Das Waagezeichen ist eine spätere Ergänzung des Tierkreises; es befindet sich zwischen den Zeichen Jungfrau und Skorpion und „leiht sich“ die Scheren des Skorpions, um daraus die beiden Waagschalen zu bilden. Es wurde auch als Tragegestell beschrieben, mit dessen Hilfe die Sennerin zwei Milchkannen transportiert. Eine andere Beschreibung sieht darin die über dem Westhorizont untergehende Sonne, denn die Waage wird auch mit der Westseite des Horoskops in Verbindung gebracht.

Skorpion

Die Symbole für Jungfrau und Skorpion sind sich auffallend ähnlich, da sie beide aus dem Buchstaben „m“ – einem uralten medizinischen Symbol – hervorgehen. Sowohl Jungfrau als auch Skorpion werden mit Medizin und Heilung in Verbindung gebracht. Beide Sternbilder sind besonders groß und am Nachthimmel leicht auszumachen. Die eingeschlossene Form innerhalb des Jungfrausymbols und der „Stachel“ am Schwanz des Skorpions wurden schon als weibliche und männliche Varianten des gleichen Symbols beschrieben.

Schütze

Das Schützesymbol ähnelt dem entsprechenden Sternbild, wobei der Pfeil des Schützen zum Schuß in den Himmel nach oben gerichtet ist. Der Strich quer über den Pfeil soll die Tatsache symbolisieren, daß der Schütze ein Kentaur ist – halb Mensch, halb Pferd.

Steinbock

Das Steinbocksymbol besteht aus der v-Form des Ziegenkopfes und dem Fischschwanz des Ziegenfisches, da sich das Sternbild Steinbock in den „südlichen Gewässern“ des Himmelsglobus befindet. Alternativ wurde dieses Symbol auch als eine kniende Ziege beschrieben.

Wassermann

Das Wassermannsymbol zeigt Luft- oder Radiowellen und steht in besonderer Beziehung zur Informationsübertragung durch die Luft.

Fische

Das Fischesymbol zeigt zwei zusammengeschirrte Fische oder Delphine.

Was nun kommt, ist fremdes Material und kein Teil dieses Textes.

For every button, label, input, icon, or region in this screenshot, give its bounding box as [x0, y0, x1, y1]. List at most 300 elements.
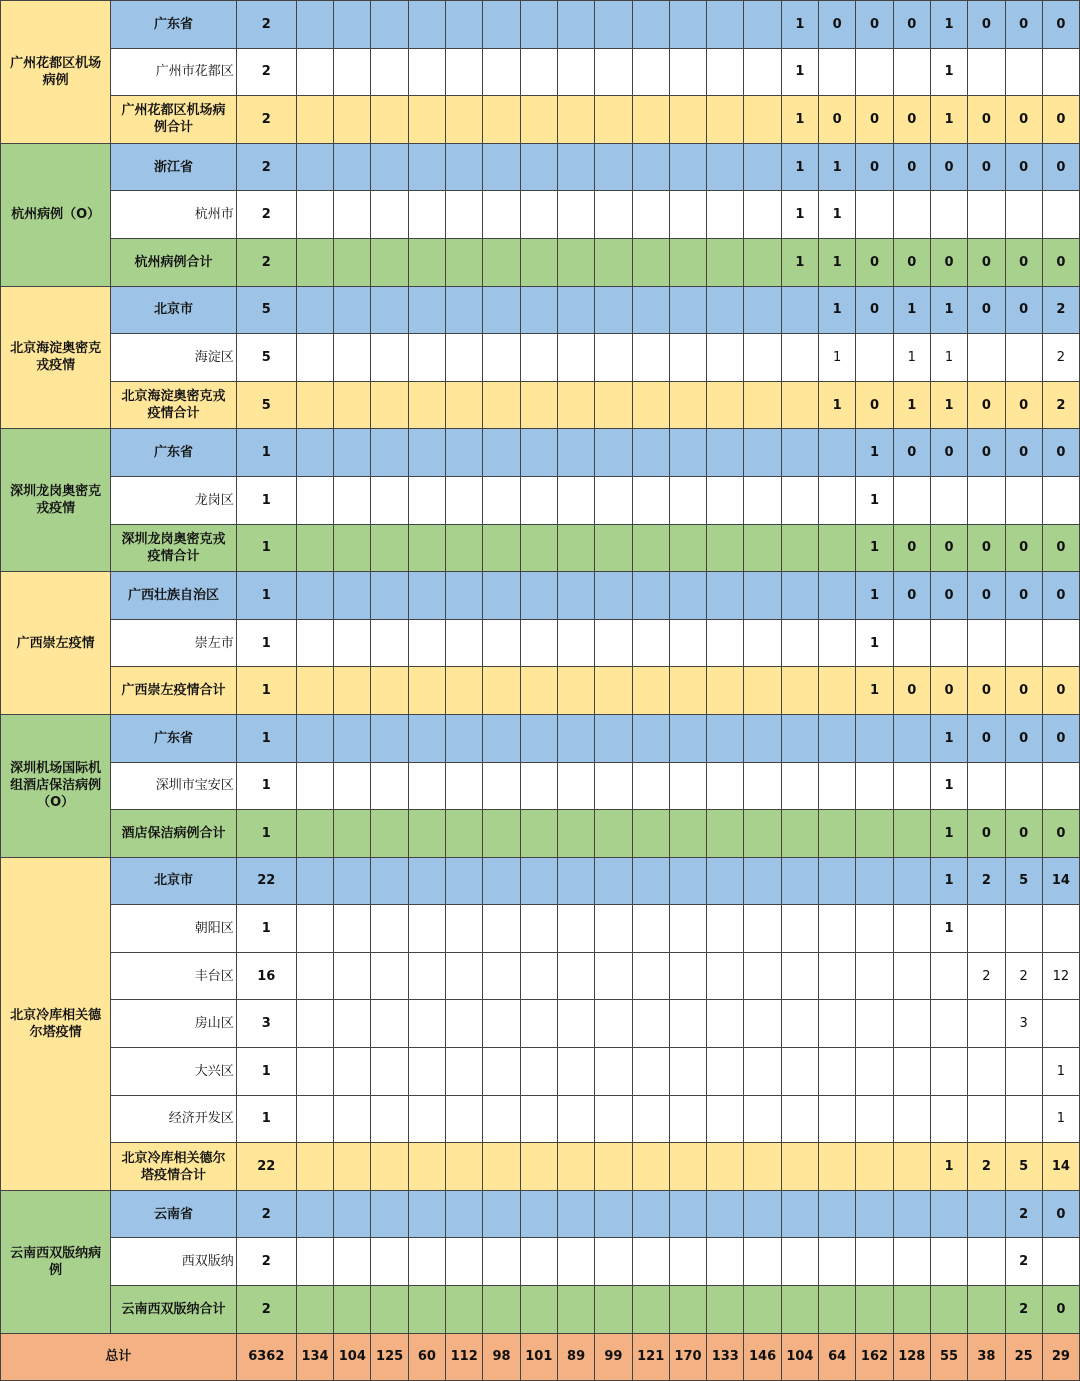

Unterschiede zwischen Tierkreiszeichen und Sternbildern

In diesem Zusammenhang ist es wichtig zu wissen, daß die zwölf Zeichen des Tierkreises nicht dasselbe sind wie die zwölf gleichnamigen Konstellationen (oder Sternbilder). Wie schon erwähnt sind die Tierkreiszeichen zwölf gleiche 30°-Abschnitte der Ekliptik, die in Beziehung zu den Jahreszeiten stehen und an den vier kardinalen Punkten der jährlichen Sonnenbewegung ausgerichtet sind. Die westliche Astrologie mit ihrer starken Beziehung zu den Jahreszeiten verwendet den tropischen oder jahreszeitlichen Tierkreis. Die indische oder vedische Astrologie verwendet den siderischen („Sternen-“) Tierkreis; sie bezieht sich auf die Positionen der Sterne in den entsprechenden Sternbildern, die von Sternengruppen sehr unterschiedlicher Größe gebildet werden. Aufgrund einer Taumelbewegung der Erdachse haben sich die beiden Tierkreise während der letzten etwa 2 000 Jahre allmählich gegeneinander verschoben.

Teilnehmerin:  Können Sie das noch etwas ausführen? Ich bin nicht ganz sicher, ob ich das verstanden habe.

Clare:  Vielleicht können Sie sich das am besten wie zwei konzentrische Kreise vorstellen, wobei der äußere Kreis den Sternenhintergrund mit den zwölf Sternbildern darstellt, der innere Kreis dagegen in zwölf gleich große, 30° lange Tierkreiszeichen aufgeteilt ist. Vor etwa 2000 Jahren waren diese beiden Kreise deckungsgleich, so daß sich der Anfang des Sternbildes Widder und der Anfang des Tierkreiszeichens Widder am gleichen Ort befanden. Seit dieser Zeit haben sich die beiden Kreise mit der Geschwindigkeit von etwa einem Grad pro 72 Jahre voneinander entfernt. Sie werden erst wieder in 26 000 Jahren zur Deckung kommen. Der 26 000-Jahre-Zyklus wurde seinerseits in zwölf „astrologische Zeitalter“ aufgeteilt, die jeweils etwa 2000 Jahre dauern.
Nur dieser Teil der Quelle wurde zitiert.